We used data from two memory clinic cohorts (ADC, PredictND), including 504 patients with dementia (302 Alzheimer's disease, 107 frontotemporal dementia, 35 vascular dementia, 60 dementia with Lewy bodies), 191 patients with mild cognitive impairment, and 188 cognitively normal controls (CN). Tests included digital cognitive screening (cCOG), neuropsychological and functional assessment (NP), MRI with automated quantification, and CSF biomarkers. Sequential testing followed a predetermined order, guided by diagnostic certainty. Diagnostic certainty was determined using a clinical decision support system (CDSS) that generates a disease state index (DSI, 0-1), indicating the probability of the syndrome diagnosis or underlying etiology. Diagnosis was confirmed if the DSI exceeded a predefined threshold based on sensitivity/specificity cutoffs relevant to each clinical scenario. Diagnostic accuracy and the need for additional testing were assessed at each step.

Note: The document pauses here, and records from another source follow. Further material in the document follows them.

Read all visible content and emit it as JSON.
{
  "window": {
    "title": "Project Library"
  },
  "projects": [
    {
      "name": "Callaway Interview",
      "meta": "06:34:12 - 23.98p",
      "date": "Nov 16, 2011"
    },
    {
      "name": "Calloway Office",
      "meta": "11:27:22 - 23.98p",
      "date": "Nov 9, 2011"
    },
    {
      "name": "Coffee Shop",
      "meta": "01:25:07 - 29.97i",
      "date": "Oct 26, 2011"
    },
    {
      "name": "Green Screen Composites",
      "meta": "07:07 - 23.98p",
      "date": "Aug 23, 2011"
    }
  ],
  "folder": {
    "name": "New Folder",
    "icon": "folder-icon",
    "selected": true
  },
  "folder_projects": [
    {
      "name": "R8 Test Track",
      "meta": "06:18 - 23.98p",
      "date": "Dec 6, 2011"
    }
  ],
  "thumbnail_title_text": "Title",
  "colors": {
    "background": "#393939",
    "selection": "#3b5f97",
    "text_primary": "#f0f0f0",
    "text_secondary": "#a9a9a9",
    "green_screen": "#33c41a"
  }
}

Using cCOG as a prescreener for 1) syndrome diagnosis has the potential to accurately reduce the need for extensive NP (42%), resulting in syndrome diagnosis in all patients, with a diagnostic accuracy of 0.71, which was comparable to using NP alone. For 2) etiological diagnosis, stepwise testing resulted in an etiological diagnosis in 80% of patients with a diagnostic accuracy of 0.77, with MRI needed in 77%, and CSF in 37%. When 3) determining DMT eligibility, stepwise testing (100% cCOG, 83% NP, 75% MRI) selected 60% of the patients for confirmatory CSF testing and eventually identified 90% of the potentially eligible patients with AD dementia.
Different diagnostic pathways are accurate and efficient depending on the setting. As such, a data-driven tool holds promise for assisting clinicians in selecting tests of added value across different clinical contexts. This becomes especially important with DMT availability, where the need for more efficient diagnostic pathways is crucial to maintain the accessibility and affordability of dementia diagnoses.
痴呆症的患病率不断上升,以及疾病修饰疗法(DMT)的引入,突出了在记忆诊所中建立高效诊断途径的必要性。我们提出了一种数据驱动的方法,以有效地指导三种临床情况的逐步诊断测试:1)综合征诊断,2)病因诊断,3)DMT 的资格。
我们使用了来自两个记忆诊所队列(ADC、PredictND)的数据,包括 504 名痴呆症患者(302 名阿尔茨海默病患者、107 名额颞叶痴呆患者、35 名血管性痴呆患者、60 名路易体痴呆患者)、191 名轻度认知障碍患者和 188 名认知正常对照者(CN)。测试包括数字认知筛查(cCOG)、神经心理学和功能评估(NP)、带有自动量化的 MRI 以及 CSF 生物标志物。根据诊断的确定性,按照预定的顺序进行序贯测试。诊断的确定性使用临床决策支持系统(CDSS)来确定,该系统会生成疾病状态指数(DSI,0-1),表明综合征诊断或潜在病因的可能性。如果 DSI 超过基于每个临床情况相关的敏感性/特异性截止值的预定义阈值,则可确认诊断。在每个步骤中评估诊断准确性和额外测试的需求。
使用 cCOG 作为 1)综合征诊断的预筛选器,有可能准确减少对广泛的 NP 的需求(42%),从而使所有患者都能进行综合征诊断,诊断准确性为 0.71,与单独使用 NP 相当。对于 2)病因诊断,逐步测试使 80%的患者能够获得病因诊断,诊断准确性为 0.77,需要 MRI 的比例为 77%,需要 CSF 的比例为 37%。当 3)确定 DMT 的资格时,逐步测试(100%的 cCOG、83%的 NP、75%的 MRI)使 60%的患者接受了确认性 CSF 测试,并最终确定了 90%的潜在 AD 痴呆症患者有资格接受 DMT。
不同的诊断途径根据具体情况而准确和高效。因此,数据驱动的工具有望帮助临床医生在不同的临床环境下选择有附加值的测试。随着 DMT 的可用性变得越来越重要,这种方法变得尤为重要,因为需要更有效的诊断途径,以保持痴呆症诊断的可及性和可负担性。